Cold water bathing is also said to have other effects, albeit controversial:
Strengthens the immune system
Activates fat burning (heat production, specifically in brown adipose tissue)
Cold water bathing: what are the risks?
The dangers resulting from submerging the body in cold water only seldom include hypothermia. Other phenomena such as cold shock or the inability to swim due to the body’s incapacitation can have dire consequences well before hypothermia sets in. But let's not be put off by the cold water too soon. By understanding the dangers, we can significantly reduce the risks by following a few guidelines.
Falling into cold water can lead to cold shock. The rapid cooling effect triggers several physiological reactions: we first take one deep breath (breathing reflex) and then begin to hyperventilate uncontrollably. Providing our head remains above water, there is no immediate danger. As long as no water is ingested during the breathing reflex, the cold shock stimulates our breathing, heart and blood pressure.
It’s good to know that the response to a cold shock wears off after about 2 to 3 minutes and can also be lessened with training.
Hypothermia occurs when the body’s temperature drops below 35°C. How long it lasts depends on various factors such as water temperature, the individual (height, gender, fitness, fat percentage, etc.) and clothing. During the first three minutes in cold water, the skin cools down first. After this, the muscles and nerves close to the skin’s surface begin to cool too.
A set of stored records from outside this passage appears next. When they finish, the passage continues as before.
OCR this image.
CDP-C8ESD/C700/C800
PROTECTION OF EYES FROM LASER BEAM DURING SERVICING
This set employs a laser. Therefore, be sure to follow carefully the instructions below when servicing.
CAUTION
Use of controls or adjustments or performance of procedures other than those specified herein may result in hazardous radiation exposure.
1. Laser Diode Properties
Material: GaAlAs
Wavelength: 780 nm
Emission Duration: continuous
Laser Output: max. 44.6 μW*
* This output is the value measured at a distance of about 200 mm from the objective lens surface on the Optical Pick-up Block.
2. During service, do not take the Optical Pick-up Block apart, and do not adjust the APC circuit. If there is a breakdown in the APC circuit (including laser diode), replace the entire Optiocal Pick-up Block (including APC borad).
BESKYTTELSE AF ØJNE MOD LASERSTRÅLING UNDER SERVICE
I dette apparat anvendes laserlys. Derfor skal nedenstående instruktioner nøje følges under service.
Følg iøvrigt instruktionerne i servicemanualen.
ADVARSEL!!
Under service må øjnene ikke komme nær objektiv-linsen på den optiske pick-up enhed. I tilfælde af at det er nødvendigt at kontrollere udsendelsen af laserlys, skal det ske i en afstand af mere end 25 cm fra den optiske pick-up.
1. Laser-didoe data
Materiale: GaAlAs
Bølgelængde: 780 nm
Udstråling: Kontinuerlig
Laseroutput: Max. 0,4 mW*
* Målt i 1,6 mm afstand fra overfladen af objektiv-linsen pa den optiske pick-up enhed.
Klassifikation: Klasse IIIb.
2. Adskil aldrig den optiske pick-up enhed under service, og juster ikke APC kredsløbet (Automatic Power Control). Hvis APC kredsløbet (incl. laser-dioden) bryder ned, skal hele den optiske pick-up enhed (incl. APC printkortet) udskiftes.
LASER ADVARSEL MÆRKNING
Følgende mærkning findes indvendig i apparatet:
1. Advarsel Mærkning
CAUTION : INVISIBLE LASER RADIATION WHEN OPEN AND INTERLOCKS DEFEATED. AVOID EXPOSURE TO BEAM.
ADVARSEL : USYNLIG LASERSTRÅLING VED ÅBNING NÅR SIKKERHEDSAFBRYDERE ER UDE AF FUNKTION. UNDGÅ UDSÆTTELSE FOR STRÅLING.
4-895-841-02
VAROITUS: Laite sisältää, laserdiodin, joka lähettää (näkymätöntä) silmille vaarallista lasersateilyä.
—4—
Wim Hof’s breathing technique
Wim Hof, also known as «The Iceman», is the inventor of a special breathing technique that is said to help strengthen the body or, more specifically, the body’s powers of resistance. The Dutch-born extreme athlete experiments with the effect of cold in combination with breathing techniques and yoga exercises. Even if his method is controversial, the combination of breathing exercises, cold temperatures and mental training is definitely useful for a strong immune system.
Preparing for cold water bathing
When it comes to cold water bathing, we’re talking of short periods in the water of up to 5 minutes at the most. However, ice swimmers who want to swim longer distances in winter need to be well prepared.
- Train your resistance to the cold
- Take regular short cold water swims – start with warmer temperatures and slowly progress to colder water
- In preparation, shower hot and cold alternately, aiming to control your breathing
- Mental training
- If you have any concerns or pre-existing conditions, contact your doctor beforehand
- Enter the cold water slowly to allow the body to get used to the cold
- Keep your head above water
- Don't swim alone and take a swimming aid (e.g. a buoy) with you
- After five minutes at the most, get out of the water and put on warm clothes
- Cover your head and hair: a lot of heat is lost through the head, especially when the hair is wet
- Warm up again slowly
When is the water too cold?
Experts warn against immersing the body in water with temperatures below 15°C, as potentially dangerous physiological reactions occur more frequently at around 10 to 15°C. However, at 35°C, our core body temperature is significantly higher which is why swimmers can still get hypothermia it they stay in waters below 35°C for too long.
In cold water we can only hold our breath for about 10 seconds. In addition, when our head is under water, we experience what is called a diving reflex: our breathing, heart rate and blood pressure decrease. This puts excess pressure on the heart and circulation. People with pre-existing conditions should therefore seek medical advice before immersing themselves in cold water.